Wrapper storage engine for memory + SSD

How difficult would this be? Is it just a matter of creating a new IKeyValueStore implementation which holds an instance of both existing storage engines and passes through the method calls based on e.g. a key prefix? This makes recovery from a cold start degrade to the speed of reading all the memory engine logs + snapshot off disk, but that is expected.

There are two use cases I’m thinking of primarily here:

  1. Ingesting event or log data. If it were to land in the memory engine first, it would be entirely sequential writing and no reading during normal operation, ideal for the large capacity, cheap block storage available in the cloud. Data would be batched into larger chunks and moved elsewhere (such as the SSD engine or directly to S3). This is similar to what Wavefront does today from what I understand, except with two different clusters. A new engine is not strictly necessary for this use case, but it would simplify it.

  2. Change data capture for data that lives in FDB already. If you could write changes to existing records into the memory engine instead of spending double on IO that you’d do with the SSD engine. The change log is immutable and can be written out to S3 like in the prior example, or heavily compressed by a layer before writing back to the SSD engine.

In both cases, I envision the memory portion being used as a temporary place where data will be stored for a short period and then deleted. There are surely other use cases I haven’t thought of. This does require that the new storage engine be able to handle transactions which span the storage engines.

I think a single configuration option is enough to make it usable. In the configuration for your storage processes, you choose to use this storage engine by name. Then you supply a prefix where your memory engine will be mounted, leaving everything else as the SSD engine. You would be not be allowed to change this at runtime, and all storage processes would have to use the same value. The system keys would only ever be stored on the SSD engine. An easy default could be the memory storage engine runs at prefix \xFE, so anyone using the existing layers that come with the bindings would need to explicitly choose to use this feature, like creating a directory layer which lives inside \xFE.

Another reason to do this is that it has the potential to delay the need to adapt or write an LSM engine from scratch, which I’m sure some people want just for the capacity of absorbing lots of small writes without requiring a ton of write IOPS.

Thanks again to the team for indulging my questions and suggestions. :blush:

1 Like

I don’t think one would want to do this as part of a single IKeyValueStore instance? Wouldn’t it be more straight forward to do this as a configurable storage engine by key range?
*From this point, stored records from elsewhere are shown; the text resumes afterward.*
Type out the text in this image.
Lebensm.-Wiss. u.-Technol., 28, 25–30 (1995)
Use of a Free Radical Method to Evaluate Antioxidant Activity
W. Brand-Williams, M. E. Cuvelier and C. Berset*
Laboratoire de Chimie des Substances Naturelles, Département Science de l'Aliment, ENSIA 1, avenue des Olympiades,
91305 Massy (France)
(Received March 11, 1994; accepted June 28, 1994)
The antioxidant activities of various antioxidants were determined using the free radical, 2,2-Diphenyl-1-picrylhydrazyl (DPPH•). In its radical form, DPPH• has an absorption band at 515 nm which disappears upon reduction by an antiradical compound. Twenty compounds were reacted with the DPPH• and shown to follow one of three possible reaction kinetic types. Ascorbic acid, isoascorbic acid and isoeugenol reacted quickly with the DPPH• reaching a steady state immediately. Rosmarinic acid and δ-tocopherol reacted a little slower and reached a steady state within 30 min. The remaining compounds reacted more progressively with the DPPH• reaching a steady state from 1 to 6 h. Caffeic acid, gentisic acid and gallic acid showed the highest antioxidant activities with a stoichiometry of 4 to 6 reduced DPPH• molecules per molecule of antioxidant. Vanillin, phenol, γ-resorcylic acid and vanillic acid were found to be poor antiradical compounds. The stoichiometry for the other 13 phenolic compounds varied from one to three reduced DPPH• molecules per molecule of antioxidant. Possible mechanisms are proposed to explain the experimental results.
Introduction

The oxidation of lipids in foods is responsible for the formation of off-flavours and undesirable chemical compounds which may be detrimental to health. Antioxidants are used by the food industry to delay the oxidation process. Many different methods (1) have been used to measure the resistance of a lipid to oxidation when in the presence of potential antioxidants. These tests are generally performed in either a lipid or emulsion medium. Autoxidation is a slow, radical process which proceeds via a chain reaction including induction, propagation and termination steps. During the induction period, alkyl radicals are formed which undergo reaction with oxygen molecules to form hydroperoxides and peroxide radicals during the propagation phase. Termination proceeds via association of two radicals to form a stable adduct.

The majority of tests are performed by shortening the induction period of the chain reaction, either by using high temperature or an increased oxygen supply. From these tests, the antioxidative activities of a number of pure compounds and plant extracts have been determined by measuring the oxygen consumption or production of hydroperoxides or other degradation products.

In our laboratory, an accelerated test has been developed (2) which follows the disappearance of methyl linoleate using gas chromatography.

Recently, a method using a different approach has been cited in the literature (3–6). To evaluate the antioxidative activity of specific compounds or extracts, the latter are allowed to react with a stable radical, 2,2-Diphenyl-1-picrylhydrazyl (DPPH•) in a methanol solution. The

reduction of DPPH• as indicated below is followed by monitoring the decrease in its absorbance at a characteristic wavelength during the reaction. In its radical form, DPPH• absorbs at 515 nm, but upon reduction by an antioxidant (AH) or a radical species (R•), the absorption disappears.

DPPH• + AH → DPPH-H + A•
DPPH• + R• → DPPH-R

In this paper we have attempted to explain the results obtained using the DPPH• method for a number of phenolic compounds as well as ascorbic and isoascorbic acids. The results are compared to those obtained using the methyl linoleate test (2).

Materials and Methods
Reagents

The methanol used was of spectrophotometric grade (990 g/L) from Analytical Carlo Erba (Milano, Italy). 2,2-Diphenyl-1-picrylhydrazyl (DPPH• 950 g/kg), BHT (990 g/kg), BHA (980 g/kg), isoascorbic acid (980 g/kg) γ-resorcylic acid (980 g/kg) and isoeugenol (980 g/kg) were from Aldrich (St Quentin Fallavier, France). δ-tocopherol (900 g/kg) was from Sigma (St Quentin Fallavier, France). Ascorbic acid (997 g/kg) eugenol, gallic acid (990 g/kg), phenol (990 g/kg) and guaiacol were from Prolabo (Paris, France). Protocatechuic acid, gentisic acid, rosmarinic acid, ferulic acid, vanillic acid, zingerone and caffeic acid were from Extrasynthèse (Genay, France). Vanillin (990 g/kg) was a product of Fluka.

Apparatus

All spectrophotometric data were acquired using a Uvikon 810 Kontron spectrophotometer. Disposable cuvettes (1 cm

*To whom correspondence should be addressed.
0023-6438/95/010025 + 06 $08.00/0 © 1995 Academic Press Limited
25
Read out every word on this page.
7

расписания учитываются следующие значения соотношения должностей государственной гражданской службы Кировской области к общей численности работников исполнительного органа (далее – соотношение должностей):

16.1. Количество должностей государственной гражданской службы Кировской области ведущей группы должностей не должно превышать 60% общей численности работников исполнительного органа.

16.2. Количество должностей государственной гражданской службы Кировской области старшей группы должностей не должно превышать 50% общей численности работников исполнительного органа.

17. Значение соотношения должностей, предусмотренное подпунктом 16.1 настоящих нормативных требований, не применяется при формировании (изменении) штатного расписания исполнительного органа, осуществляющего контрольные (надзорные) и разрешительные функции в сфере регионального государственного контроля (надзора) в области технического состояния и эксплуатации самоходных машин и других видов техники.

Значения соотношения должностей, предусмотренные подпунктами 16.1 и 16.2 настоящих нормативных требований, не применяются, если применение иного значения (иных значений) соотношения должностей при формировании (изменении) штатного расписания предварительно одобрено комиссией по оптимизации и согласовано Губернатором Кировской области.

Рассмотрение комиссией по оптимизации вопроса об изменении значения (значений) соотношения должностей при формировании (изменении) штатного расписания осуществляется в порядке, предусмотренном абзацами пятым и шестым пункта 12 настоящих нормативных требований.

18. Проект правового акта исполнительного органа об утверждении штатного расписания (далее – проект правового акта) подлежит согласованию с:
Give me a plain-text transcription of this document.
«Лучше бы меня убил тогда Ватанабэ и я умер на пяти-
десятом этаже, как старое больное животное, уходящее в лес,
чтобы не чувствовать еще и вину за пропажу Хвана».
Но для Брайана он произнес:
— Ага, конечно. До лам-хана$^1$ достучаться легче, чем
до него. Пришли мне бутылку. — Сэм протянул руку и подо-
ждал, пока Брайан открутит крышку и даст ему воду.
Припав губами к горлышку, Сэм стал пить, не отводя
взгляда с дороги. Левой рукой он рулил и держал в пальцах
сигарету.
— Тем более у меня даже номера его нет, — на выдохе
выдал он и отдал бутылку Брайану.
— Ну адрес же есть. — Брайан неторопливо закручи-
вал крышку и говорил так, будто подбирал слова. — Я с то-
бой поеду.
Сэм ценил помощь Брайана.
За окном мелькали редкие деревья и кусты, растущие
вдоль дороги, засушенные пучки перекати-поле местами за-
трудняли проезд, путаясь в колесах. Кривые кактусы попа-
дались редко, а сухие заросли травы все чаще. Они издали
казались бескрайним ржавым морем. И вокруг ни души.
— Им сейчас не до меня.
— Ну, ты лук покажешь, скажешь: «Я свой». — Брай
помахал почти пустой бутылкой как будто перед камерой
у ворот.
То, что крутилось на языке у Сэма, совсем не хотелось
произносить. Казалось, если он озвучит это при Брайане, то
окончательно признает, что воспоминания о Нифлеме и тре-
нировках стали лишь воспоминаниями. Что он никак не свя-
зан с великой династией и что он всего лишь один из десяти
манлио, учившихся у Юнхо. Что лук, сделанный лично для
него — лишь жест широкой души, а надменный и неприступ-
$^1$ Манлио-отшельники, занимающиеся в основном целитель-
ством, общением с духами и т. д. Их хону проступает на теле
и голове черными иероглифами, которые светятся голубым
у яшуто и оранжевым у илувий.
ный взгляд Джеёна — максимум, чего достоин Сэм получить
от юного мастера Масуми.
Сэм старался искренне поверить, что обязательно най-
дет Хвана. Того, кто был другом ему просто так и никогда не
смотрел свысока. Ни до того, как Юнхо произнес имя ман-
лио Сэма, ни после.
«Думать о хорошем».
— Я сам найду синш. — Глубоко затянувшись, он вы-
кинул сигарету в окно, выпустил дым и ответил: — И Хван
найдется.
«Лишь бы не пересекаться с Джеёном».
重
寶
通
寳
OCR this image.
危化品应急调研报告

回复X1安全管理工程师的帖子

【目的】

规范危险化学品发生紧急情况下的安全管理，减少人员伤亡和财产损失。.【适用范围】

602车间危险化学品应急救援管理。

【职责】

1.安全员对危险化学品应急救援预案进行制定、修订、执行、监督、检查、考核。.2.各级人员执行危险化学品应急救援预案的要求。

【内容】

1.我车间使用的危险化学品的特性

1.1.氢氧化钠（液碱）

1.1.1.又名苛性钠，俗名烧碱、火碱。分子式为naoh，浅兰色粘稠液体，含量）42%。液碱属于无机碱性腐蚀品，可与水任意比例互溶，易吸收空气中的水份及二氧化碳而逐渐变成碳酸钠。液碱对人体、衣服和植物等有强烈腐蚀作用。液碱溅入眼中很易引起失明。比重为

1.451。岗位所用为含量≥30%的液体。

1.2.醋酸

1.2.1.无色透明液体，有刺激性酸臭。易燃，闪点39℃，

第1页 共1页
The high level implementation would be something like

  1. Add support for fdbcli> configure memory from \x03 to \x04
  2. Data distribution should not create shards that span across storage boundaries
  3. Shards get assigned to storage processes running the engine type that they’re configured to be in

@Evan and @markus.pilman have been chatting about adding a consistent read cache for a configurable key range to FDB, which would probably have some overlap with the required work to have the storage engine configurable by key range.

1 Like

That does sound better overall. I was trying to think of the minimum change that would work but being configurable and under the control of data distribution would be great.

Supporting different storage configurations (not just engine type, but replication configuration, and ideally even asymmetric replica sets like (memory, ssd, ssd)) for different key ranges is definitely the Right Approach, and has been on my wish list for ages.

A “wrapper IKeyValueStore” might be a little bit easier to write, but would probably be a mess to administer long term - how do you ever change the configuration, for example?

Ryan captured my use cases pretty well. As for configuration of a wrapper store, I was thinking of essentially creating a new unique, deterministic name (hashed) for each unique configuration. This would allow you to add new ones at runtime that get written into the system table. Then you configure them as you would any other storage engine but it would have something like hybrid_[hex code] for the name. That would allow them to be dynamically changed at runtime much like you would switch between memory and ssd. Wouldn’t the system then be able to do the migration for you?